The Line Everyone Skips — and Why It Matters
In the Bhagavad-gītā, Krishna says something so simple it’s easy to miss:
“I am the taste of water.”
At first, it sounds poetic. Almost casual.
But that’s the genius of it.
He doesn’t point to something rare or mystical. He points to something you experience every single day.
Water.
The Most Ordinary Miracle on Earth



Modern science agrees: water is anything but ordinary.
In The Wonder of Water, biologist Michael Denton explains that water possesses an almost absurd level of fine-tuned properties:
- The perfect molecular structure for stability
- The right viscosity for blood flow and cellular life
- Exceptional temperature regulation that keeps Earth habitable
- Ice that floats — protecting aquatic life each winter
- Universal solvent properties that transport nutrients everywhere
Change any one of these features slightly, and life as we know it collapses.

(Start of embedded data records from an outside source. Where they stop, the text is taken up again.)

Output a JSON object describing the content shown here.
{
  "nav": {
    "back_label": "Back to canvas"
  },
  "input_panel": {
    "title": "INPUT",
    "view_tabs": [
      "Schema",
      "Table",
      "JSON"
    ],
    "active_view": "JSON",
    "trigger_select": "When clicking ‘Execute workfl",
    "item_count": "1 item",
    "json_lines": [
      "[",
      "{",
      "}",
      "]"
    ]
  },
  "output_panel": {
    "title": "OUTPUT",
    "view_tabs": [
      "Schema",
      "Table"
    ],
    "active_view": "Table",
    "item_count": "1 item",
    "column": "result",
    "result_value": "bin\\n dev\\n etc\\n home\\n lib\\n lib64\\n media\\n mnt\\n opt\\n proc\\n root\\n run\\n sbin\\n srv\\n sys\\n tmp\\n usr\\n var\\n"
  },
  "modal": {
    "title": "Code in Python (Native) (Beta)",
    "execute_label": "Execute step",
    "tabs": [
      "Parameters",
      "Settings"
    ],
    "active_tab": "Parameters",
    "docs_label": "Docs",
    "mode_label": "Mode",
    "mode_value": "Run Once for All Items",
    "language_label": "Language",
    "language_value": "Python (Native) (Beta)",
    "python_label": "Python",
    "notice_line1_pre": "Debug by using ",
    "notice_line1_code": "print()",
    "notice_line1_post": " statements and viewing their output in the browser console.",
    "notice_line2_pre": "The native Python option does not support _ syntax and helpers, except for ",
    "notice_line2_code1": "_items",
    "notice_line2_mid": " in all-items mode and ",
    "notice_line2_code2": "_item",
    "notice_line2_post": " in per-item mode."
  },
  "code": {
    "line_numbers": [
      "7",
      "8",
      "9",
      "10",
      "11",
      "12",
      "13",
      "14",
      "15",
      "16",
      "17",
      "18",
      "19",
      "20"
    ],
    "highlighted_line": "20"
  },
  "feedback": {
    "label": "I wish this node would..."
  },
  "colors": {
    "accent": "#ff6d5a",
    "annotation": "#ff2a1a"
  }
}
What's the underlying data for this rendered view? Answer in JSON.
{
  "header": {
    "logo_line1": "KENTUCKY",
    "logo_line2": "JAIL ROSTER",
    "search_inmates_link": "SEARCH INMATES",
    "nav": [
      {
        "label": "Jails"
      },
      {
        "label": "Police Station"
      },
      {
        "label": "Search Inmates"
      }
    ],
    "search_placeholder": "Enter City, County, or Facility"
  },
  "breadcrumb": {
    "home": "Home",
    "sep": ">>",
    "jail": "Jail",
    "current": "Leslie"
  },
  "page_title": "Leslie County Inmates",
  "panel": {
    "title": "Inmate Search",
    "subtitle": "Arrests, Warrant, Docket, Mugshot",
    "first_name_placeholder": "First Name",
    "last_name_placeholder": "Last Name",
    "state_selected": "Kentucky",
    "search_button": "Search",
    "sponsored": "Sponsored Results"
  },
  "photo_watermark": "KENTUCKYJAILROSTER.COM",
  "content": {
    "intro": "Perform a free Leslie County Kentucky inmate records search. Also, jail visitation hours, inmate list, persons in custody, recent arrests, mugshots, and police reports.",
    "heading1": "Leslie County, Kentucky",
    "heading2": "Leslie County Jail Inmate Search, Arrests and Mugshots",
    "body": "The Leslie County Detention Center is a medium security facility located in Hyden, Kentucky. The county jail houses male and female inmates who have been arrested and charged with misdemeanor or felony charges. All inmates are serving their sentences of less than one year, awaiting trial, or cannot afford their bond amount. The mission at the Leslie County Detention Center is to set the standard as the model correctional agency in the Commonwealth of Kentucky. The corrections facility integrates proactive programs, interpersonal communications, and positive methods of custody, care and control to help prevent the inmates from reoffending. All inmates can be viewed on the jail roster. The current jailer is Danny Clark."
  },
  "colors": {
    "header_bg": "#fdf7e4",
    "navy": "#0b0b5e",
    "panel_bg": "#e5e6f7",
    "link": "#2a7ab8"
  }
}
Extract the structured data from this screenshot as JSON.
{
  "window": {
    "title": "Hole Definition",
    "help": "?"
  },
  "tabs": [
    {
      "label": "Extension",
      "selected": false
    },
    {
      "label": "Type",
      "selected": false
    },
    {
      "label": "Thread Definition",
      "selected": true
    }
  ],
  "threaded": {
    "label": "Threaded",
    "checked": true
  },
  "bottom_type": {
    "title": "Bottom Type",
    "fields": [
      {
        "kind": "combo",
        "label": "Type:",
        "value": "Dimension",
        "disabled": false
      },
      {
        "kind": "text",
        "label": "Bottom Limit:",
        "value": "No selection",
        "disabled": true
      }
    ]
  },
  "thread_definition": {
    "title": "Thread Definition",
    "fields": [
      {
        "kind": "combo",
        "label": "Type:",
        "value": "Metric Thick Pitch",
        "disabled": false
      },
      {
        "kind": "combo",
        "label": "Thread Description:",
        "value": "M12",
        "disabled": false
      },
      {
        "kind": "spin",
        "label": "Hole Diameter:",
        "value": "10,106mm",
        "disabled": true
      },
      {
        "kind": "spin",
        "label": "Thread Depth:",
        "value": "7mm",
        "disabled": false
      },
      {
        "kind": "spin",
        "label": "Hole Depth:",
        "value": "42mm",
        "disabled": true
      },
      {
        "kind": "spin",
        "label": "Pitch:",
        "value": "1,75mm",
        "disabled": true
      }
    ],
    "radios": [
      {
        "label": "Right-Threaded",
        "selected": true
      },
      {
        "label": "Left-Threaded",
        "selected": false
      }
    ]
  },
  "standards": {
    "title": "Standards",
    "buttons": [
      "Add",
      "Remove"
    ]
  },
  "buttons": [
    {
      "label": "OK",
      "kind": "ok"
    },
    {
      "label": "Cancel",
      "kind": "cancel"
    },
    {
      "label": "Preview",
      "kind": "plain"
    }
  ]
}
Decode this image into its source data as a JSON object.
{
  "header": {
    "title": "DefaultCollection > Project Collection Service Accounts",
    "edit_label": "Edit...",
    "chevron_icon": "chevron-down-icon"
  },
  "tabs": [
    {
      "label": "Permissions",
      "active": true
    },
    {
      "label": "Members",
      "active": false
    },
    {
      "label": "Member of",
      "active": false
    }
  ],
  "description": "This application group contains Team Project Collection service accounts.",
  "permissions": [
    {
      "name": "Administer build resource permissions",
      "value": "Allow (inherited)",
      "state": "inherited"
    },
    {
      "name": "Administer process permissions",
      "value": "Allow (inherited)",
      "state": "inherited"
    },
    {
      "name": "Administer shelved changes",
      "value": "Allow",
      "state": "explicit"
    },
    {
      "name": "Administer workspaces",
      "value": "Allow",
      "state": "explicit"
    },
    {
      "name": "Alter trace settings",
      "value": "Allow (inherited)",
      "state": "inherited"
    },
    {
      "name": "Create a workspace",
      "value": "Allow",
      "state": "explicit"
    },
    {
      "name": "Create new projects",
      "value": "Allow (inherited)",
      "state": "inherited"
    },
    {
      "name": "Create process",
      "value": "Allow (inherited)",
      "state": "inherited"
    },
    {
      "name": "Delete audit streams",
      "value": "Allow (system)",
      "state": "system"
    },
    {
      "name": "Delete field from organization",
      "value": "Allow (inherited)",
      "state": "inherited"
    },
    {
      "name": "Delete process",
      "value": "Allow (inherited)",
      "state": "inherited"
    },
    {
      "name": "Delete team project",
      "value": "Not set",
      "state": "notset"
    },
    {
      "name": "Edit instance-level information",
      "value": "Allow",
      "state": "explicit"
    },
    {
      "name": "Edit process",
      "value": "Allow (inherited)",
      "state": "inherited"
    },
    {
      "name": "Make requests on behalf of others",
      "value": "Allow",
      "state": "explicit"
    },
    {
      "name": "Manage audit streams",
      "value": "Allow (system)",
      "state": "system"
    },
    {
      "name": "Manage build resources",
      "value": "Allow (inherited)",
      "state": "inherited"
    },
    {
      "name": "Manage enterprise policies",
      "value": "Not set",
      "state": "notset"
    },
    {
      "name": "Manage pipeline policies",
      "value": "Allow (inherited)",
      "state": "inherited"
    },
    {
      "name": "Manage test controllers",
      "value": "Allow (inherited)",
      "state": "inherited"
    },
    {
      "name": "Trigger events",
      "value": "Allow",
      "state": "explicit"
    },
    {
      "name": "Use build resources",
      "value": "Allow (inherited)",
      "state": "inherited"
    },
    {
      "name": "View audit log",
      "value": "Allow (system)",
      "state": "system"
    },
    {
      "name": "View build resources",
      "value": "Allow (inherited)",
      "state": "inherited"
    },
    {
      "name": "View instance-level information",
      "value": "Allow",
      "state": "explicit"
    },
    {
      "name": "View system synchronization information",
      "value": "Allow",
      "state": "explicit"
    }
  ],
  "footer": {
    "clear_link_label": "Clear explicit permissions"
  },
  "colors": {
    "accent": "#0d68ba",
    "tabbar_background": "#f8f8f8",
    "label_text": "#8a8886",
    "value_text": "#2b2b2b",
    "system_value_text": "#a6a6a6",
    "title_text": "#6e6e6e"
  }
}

That’s not random. That’s precision.
If designing a smartphone takes thousands of engineers, what does it take to “design” a substance like water?
One liquid. Dozens of perfectly balanced traits. Zero margin for error.
Rearranging, Not Creating
Even in a lab, when scientists combine hydrogen and oxygen, they aren’t creating something from nothing. They’re rearranging what already exists.
We don’t manufacture water’s brilliance.
We don’t upgrade it.
We barely understand it.
And that’s where Krishna’s statement lands differently.
He’s not saying, “Look for Me somewhere far away.”
He’s saying: I’m already here.
In sunlight.
In moonlight.
In sound.
And in the taste of water.
As stated in Bhagavad-gītā 7.8:
“O son of Kuntī, I am the taste of water, the light of the sun and the moon…”
The extraordinary isn’t hiding in the dramatic.
It’s hiding in the everyday.
Next time you drink water, slow down.
Taste it.
You might be experiencing something far deeper than you thought.